The Booty Report

News and Updates for Swashbucklers Everywhere

Arrr! Julian Assange be confessin' to the art o' journalism t' escape the brig, savvy? What a scallywag!

2024-10-02

Arrr, matey! After five long years rotting in the brig, Julian Assange be speaking! He claims he be freed fer ‘pleadin' guilty to the fine art of journalism.’ Aye, what a treasure that be! Aye, turns out writein' be a crime on the high seas o’ information!

Ahoy mateys! Gather 'round as I regale ye with the tale of Julian Assange, the scallywag of WikiLeaks, who claimed he be free after a lengthy stint in the brig, all for "pleadin' guilty to journalism!" Aye, ye heard that right!

In his first proper chinwag since breakin' free from the clutches of imprisonment, our mate Assange be spillin' the beans to the Council of Europe, a gathering of lawmakers from 46 lands. With a grin as wide as a ship's sail, he waved to his supporters, shoutin' that “the world be with ye!" But lo, he be not free thanks to the kind workings of the system, nay!
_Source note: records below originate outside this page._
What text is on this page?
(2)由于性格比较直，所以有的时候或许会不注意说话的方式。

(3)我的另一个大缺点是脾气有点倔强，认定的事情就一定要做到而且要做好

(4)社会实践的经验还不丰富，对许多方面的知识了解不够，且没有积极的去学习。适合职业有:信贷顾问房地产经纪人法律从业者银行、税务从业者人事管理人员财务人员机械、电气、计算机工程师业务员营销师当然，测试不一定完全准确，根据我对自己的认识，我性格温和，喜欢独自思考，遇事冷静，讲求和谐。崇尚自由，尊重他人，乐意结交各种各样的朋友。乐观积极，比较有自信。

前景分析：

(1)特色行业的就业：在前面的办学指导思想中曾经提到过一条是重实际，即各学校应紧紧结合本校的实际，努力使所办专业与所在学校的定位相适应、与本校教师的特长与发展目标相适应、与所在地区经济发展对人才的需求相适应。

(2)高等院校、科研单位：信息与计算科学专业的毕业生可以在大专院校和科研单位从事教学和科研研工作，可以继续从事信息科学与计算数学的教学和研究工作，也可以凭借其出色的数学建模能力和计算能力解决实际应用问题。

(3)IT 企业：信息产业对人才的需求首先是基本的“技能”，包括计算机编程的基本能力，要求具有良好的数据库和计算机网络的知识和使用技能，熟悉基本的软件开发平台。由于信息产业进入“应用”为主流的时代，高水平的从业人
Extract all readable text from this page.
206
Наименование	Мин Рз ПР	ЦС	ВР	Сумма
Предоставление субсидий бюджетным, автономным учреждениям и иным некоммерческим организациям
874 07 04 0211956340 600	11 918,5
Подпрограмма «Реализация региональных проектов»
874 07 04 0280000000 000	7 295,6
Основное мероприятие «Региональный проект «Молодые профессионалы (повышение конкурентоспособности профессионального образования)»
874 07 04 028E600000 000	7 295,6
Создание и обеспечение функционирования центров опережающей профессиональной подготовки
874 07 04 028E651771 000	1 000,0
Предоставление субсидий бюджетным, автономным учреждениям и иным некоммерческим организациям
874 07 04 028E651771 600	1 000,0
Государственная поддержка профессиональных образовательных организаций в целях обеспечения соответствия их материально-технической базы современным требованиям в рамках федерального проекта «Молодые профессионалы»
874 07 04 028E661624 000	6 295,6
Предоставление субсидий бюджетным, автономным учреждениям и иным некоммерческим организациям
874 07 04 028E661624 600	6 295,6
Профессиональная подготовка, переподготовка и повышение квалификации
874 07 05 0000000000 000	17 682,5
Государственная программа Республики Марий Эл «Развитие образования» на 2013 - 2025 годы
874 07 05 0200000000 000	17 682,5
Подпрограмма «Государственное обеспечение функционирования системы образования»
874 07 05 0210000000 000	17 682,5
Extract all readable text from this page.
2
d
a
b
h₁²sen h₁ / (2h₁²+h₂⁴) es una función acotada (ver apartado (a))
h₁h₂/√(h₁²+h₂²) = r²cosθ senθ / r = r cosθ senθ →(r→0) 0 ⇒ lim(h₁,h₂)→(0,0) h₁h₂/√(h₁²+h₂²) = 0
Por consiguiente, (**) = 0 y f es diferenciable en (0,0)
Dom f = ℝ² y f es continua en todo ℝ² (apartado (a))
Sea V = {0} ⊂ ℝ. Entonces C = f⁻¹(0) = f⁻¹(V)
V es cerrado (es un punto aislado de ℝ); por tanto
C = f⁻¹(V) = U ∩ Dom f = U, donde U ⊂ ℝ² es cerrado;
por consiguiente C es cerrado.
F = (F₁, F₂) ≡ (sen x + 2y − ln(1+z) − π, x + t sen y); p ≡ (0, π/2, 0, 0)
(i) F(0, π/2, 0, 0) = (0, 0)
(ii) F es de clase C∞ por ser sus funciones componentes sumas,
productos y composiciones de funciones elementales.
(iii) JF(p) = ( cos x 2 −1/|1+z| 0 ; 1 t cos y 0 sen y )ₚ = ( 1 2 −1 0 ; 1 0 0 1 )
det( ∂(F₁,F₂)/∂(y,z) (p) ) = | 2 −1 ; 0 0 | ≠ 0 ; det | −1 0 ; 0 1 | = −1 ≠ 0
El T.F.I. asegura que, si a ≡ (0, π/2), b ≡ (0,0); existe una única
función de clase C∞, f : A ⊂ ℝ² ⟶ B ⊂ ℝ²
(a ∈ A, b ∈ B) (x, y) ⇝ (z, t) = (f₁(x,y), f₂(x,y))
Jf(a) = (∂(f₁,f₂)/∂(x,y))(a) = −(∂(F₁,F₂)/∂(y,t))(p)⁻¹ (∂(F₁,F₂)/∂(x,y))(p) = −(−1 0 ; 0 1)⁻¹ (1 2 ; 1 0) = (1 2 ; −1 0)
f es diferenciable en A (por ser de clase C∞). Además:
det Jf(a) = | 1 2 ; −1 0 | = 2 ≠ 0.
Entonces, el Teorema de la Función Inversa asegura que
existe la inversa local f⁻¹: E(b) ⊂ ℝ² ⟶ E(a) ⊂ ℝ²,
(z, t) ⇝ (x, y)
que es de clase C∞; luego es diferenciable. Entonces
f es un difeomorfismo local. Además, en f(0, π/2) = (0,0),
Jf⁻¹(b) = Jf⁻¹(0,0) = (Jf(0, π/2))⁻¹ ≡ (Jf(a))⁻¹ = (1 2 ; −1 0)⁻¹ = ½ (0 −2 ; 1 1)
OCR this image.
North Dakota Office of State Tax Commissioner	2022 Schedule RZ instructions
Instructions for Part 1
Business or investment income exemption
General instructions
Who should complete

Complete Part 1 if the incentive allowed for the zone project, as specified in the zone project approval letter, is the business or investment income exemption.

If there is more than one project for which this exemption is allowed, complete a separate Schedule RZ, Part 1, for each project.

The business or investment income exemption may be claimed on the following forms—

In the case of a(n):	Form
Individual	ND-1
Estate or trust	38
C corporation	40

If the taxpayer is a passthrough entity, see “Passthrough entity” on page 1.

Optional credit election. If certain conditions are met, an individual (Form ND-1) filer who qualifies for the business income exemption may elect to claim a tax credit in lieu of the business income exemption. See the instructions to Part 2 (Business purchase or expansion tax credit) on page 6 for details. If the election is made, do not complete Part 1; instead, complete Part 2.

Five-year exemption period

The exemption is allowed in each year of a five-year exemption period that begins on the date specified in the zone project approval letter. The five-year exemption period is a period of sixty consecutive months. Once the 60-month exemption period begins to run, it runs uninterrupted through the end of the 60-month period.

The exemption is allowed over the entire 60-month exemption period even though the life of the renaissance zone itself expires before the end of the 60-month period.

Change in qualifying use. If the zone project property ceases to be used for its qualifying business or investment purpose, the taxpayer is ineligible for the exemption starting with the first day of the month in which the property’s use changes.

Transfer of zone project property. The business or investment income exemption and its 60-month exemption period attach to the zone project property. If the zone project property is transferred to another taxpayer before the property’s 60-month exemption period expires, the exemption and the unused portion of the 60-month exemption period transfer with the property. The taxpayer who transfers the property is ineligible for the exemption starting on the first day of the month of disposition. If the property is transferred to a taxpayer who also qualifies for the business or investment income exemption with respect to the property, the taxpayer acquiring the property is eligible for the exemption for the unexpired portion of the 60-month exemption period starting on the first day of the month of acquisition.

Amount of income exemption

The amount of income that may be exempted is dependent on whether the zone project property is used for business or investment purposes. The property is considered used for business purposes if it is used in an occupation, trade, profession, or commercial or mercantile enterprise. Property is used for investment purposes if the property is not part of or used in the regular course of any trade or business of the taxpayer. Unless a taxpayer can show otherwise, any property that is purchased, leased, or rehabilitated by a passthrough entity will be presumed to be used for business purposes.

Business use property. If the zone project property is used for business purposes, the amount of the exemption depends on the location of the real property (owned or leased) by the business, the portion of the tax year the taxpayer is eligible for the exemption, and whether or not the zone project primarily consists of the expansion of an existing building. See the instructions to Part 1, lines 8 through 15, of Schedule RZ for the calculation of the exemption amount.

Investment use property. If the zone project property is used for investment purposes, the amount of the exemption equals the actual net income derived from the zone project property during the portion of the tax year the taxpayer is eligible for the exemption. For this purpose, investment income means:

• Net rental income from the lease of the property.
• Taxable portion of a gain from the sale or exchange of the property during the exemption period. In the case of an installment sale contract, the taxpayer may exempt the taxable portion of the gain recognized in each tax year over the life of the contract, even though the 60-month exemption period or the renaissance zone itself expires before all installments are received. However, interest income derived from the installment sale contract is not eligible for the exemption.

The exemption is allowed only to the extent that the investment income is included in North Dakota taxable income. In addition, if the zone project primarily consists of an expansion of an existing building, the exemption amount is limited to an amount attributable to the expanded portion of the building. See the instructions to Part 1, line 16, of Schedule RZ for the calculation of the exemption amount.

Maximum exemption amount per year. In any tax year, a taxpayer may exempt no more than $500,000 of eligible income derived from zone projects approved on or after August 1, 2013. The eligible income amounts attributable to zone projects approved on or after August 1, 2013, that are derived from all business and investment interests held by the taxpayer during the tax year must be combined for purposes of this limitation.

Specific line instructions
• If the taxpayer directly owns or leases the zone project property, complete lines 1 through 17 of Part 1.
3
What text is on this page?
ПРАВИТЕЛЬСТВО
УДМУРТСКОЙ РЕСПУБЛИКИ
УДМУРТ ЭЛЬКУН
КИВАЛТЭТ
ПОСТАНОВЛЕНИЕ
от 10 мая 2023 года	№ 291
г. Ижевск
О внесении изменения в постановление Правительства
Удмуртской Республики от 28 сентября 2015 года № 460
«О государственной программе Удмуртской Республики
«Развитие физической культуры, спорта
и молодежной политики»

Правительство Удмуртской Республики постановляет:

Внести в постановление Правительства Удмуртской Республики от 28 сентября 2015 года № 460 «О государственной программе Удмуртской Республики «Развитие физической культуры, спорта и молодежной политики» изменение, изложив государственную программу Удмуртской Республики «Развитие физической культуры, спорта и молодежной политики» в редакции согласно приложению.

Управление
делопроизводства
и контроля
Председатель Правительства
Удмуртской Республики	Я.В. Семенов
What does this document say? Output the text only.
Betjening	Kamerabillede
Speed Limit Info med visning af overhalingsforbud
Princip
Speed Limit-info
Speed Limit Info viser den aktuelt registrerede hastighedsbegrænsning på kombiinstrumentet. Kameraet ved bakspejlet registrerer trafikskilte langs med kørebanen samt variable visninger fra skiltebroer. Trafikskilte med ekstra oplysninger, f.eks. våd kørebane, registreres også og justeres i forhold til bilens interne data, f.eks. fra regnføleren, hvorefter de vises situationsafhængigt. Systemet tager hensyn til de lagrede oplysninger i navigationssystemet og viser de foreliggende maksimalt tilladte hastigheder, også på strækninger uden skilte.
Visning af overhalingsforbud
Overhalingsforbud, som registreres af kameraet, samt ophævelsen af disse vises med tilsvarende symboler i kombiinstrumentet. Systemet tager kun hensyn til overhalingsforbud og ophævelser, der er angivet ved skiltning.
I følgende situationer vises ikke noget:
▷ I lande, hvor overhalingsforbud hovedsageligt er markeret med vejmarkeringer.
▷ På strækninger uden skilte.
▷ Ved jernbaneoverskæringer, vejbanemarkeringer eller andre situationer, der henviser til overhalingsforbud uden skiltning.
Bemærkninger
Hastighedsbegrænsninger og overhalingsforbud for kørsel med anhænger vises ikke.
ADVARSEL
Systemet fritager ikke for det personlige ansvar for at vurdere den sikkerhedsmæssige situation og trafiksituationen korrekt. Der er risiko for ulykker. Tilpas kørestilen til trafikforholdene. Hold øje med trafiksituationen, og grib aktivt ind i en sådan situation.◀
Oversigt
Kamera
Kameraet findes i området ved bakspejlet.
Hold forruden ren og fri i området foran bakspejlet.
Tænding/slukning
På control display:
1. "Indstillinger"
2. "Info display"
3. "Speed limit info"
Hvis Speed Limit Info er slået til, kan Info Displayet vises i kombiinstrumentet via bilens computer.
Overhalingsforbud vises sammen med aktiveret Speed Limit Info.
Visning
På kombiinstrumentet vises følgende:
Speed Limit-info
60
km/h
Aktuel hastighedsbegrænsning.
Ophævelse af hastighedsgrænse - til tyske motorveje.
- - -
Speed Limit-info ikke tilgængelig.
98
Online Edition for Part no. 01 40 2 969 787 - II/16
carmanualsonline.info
He be free for confessin' to the noble art of seekin' the truth from the hidden depths of the seas!

After years in a dank cell, he’s now addressin' those fancy parliamentarians, reflectin' on his isolation as if it were a treacherous storm at sea. “It strips away one’s sense of self,” he declares, though he be a bit wobbly in his speech. Accused of threatenin' national secrets and lives, he still be hailed as a hero by some who cheer for press freedom.

In the end, the tale wraps up with our mate Assange sailin' back to Australia, free but weary, ready to mend his sails before settin' out on new adventures. Arrr!